A detailed analysis of monkeypox case records released Friday by the US Centers for Disease Control and Prevention offers new insight into the outbreak, which disproportionately affects men who have sex with men, especially blacks and Hispanics.
There were 2,891 cases of monkeypox reported in the United States as of July 22, about two months after the country’s first case was reported. Case report forms with additional epidemiologic and clinical information were submitted to CDC for 41% of those cases, although not all details were complete on all of those forms.
Among cases with available data, 94% were in men who reported recent sexual or close intimate contact with another man. More than half (54%) of the cases occurred among blacks and Hispanics, a group that represents about a third (34%) of the general US population, and the proportion of cases among blacks has increased in the weeks, according to the CDC analysis.
“Public health efforts must prioritize gay, bisexual, and other men who have sex with men, who are currently disproportionately affected, for prevention and testing, while addressing equity, minimizing stigma, and maintaining surveillance of transmission in other populations,” the authors of the report say.
Further analysis shows that all patients had a rash. However, a genital rash was reported more frequently in the current outbreak than in “typical” monkeypox. It was the most frequent location of the rash (46%), followed by the arms (40%), the face (38%) and the legs (37%). More than a third of cases with available data reported rash in four or more regions.
However, early warning signs of illness are less common in the current outbreak compared to “typical” monkeypox. In about 2 out of 5 cases, the illness began with the rash, but no prodromal symptoms such as chills, headache, or malaise were reported. About 2 out of 5 cases also reported no fever.

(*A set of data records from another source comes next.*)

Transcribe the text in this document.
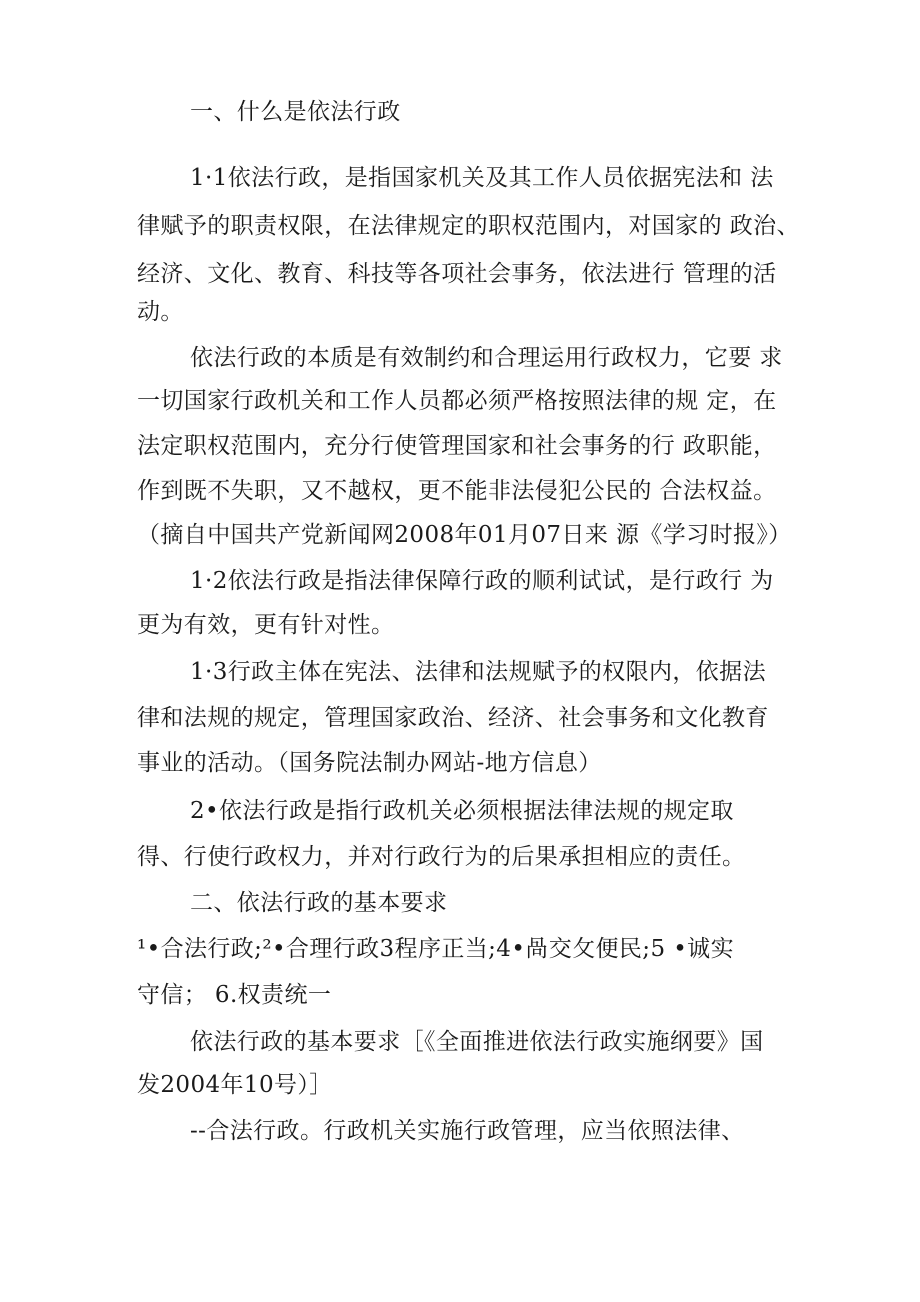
一、什么是依法行政
1·1依法行政，是指国家机关及其工作人员依据宪法和 法
律赋予的职责权限，在法律规定的职权范围内，对国家的 政治、
经济、文化、教育、科技等各项社会事务，依法进行 管理的活
动。
依法行政的本质是有效制约和合理运用行政权力，它要 求
一切国家行政机关和工作人员都必须严格按照法律的规 定，在
法定职权范围内，充分行使管理国家和社会事务的行 政职能，
作到既不失职，又不越权，更不能非法侵犯公民的 合法权益。
（摘自中国共产党新闻网2008年01月07日来 源《学习时报》）
1·2依法行政是指法律保障行政的顺利试试，是行政行 为
更为有效，更有针对性。
1·3行政主体在宪法、法律和法规赋予的权限内，依据法
律和法规的规定，管理国家政治、经济、社会事务和文化教育
事业的活动。（国务院法制办网站-地方信息）
2•依法行政是指行政机关必须根据法律法规的规定取
得、行使行政权力，并对行政行为的后果承担相应的责任。
二、依法行政的基本要求
¹•合法行政;²•合理行政3程序正当;4•咼交攵便民;5 •诚实
守信； 6.权责统一
依法行政的基本要求［《全面推进依法行政实施纲要》国
发2004年10号）］
--合法行政。行政机关实施行政管理，应当依照法律、
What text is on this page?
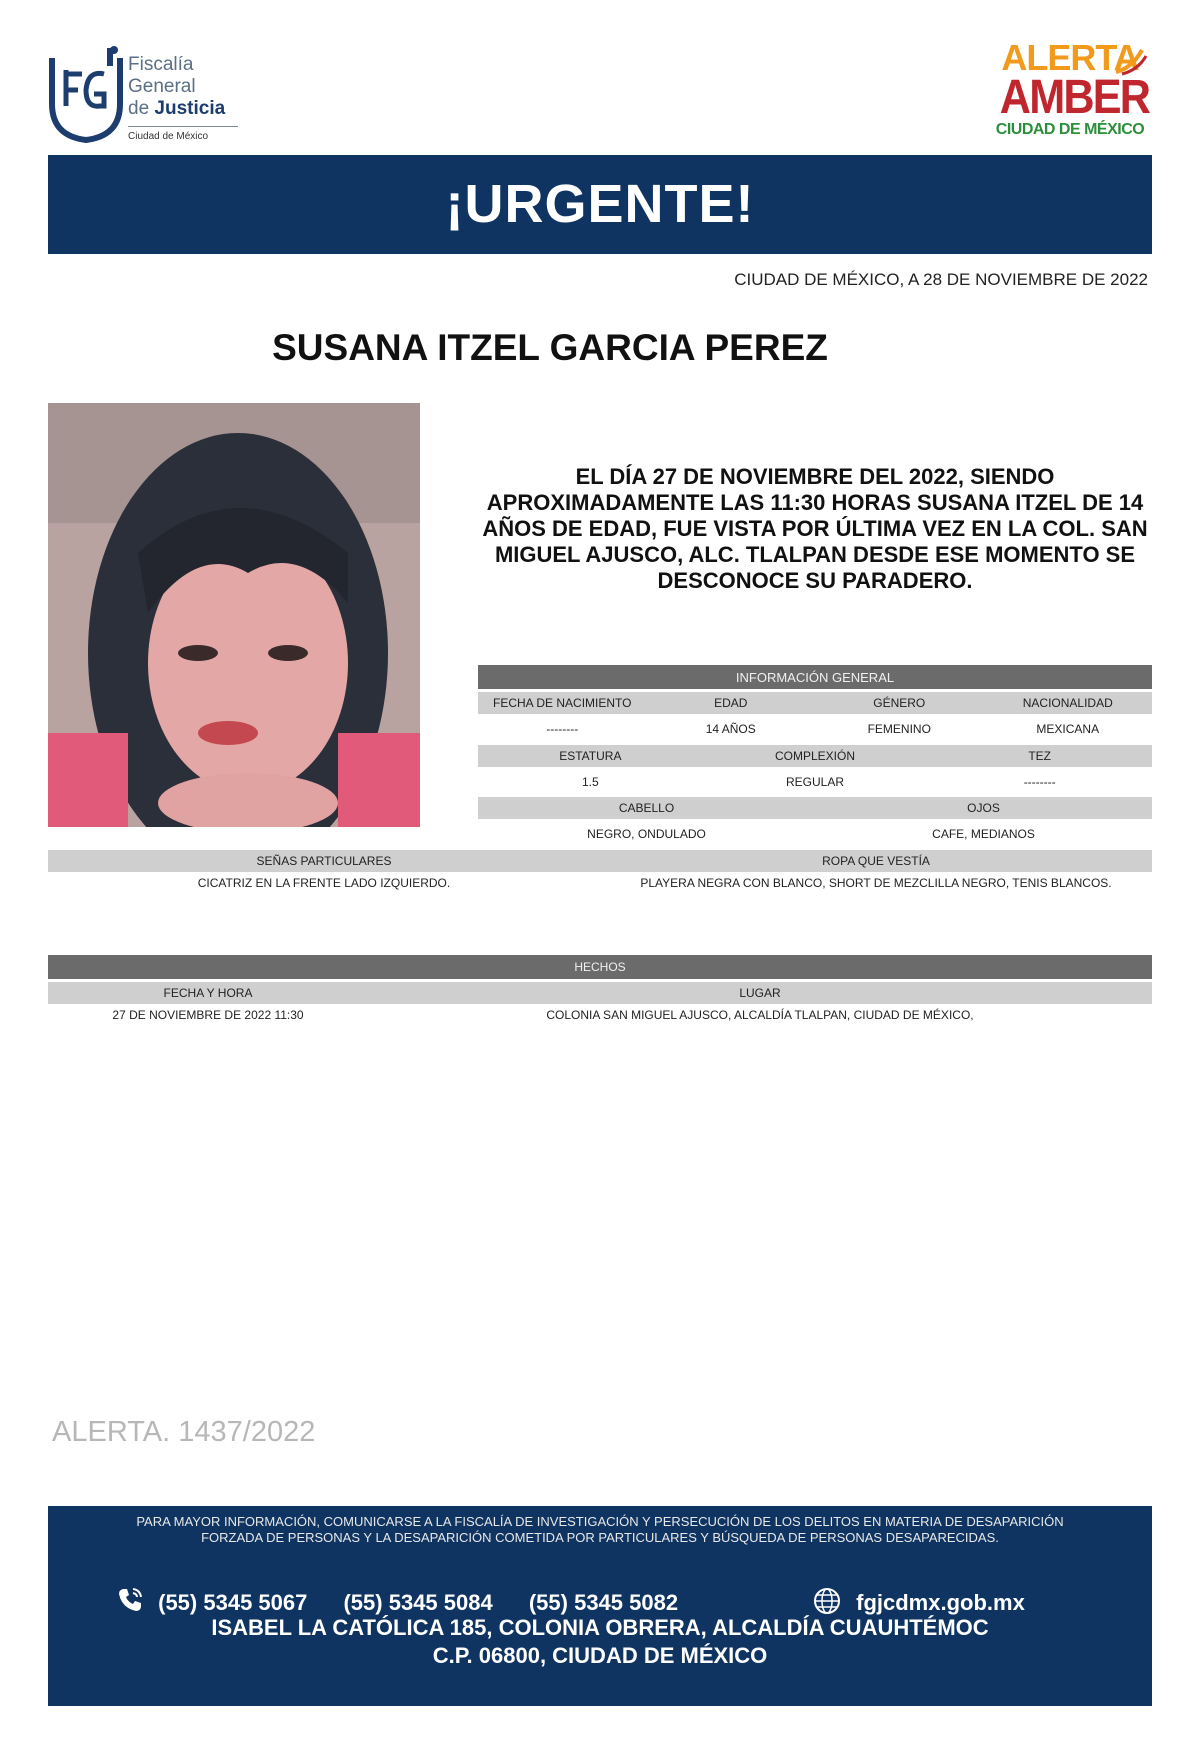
Fiscalía
General
de Justicia
Ciudad de México
ALERTA
AMBER
CIUDAD DE MÉXICO
¡URGENTE!
CIUDAD DE MÉXICO, A 28 DE NOVIEMBRE DE 2022
SUSANA ITZEL GARCIA PEREZ
EL DÍA 27 DE NOVIEMBRE DEL 2022, SIENDO APROXIMADAMENTE LAS 11:30 HORAS SUSANA ITZEL DE 14 AÑOS DE EDAD, FUE VISTA POR ÚLTIMA VEZ EN LA COL. SAN MIGUEL AJUSCO, ALC. TLALPAN DESDE ESE MOMENTO SE DESCONOCE SU PARADERO.
INFORMACIÓN GENERAL
FECHA DE NACIMIENTO	EDAD	GÉNERO	NACIONALIDAD
--------	14 AÑOS	FEMENINO	MEXICANA
ESTATURA	COMPLEXIÓN	TEZ
1.5	REGULAR	--------
CABELLO	OJOS
NEGRO, ONDULADO	CAFE, MEDIANOS
SEÑAS PARTICULARES	ROPA QUE VESTÍA
CICATRIZ EN LA FRENTE LADO IZQUIERDO.	PLAYERA NEGRA CON BLANCO, SHORT DE MEZCLILLA NEGRO, TENIS BLANCOS.
HECHOS
FECHA Y HORA	LUGAR
27 DE NOVIEMBRE DE 2022 11:30	COLONIA SAN MIGUEL AJUSCO, ALCALDÍA TLALPAN, CIUDAD DE MÉXICO,
ALERTA. 1437/2022
PARA MAYOR INFORMACIÓN, COMUNICARSE A LA FISCALÍA DE INVESTIGACIÓN Y PERSECUCIÓN DE LOS DELITOS EN MATERIA DE DESAPARICIÓN
FORZADA DE PERSONAS Y LA DESAPARICIÓN COMETIDA POR PARTICULARES Y BÚSQUEDA DE PERSONAS DESAPARECIDAS.
(55) 5345 5067 (55) 5345 5084 (55) 5345 5082	fgjcdmx.gob.mx
ISABEL LA CATÓLICA 185, COLONIA OBRERA, ALCALDÍA CUAUHTÉMOC
C.P. 06800, CIUDAD DE MÉXICO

The report’s authors emphasize that anyone with a rash consistent with monkeypox should be tested for the virus, regardless of sexual or gender identity or the presence of other symptoms.
Among the cases for which data were available, fewer than 1 in 10 (8%) required hospitalization for monkeypox. No deaths were reported.
Of those whose vaccination status was available, 14% had been vaccinated against smallpox, including 3% who had received a dose of Jynneos during this outbreak. At least one person with monkeypox had symptoms more than three weeks after receiving the first dose of the Jynneos vaccine.
A “substantial proportion” of monkeypox cases have been reported among people with HIV, who may be at increased risk of severe disease. Further testing of this group is underway, according to the CDC.
The agency says it is “continually evaluating new evidence and adapting response strategies as information on changing case demographics, clinical characteristics, transmission, and vaccine effectiveness becomes available.”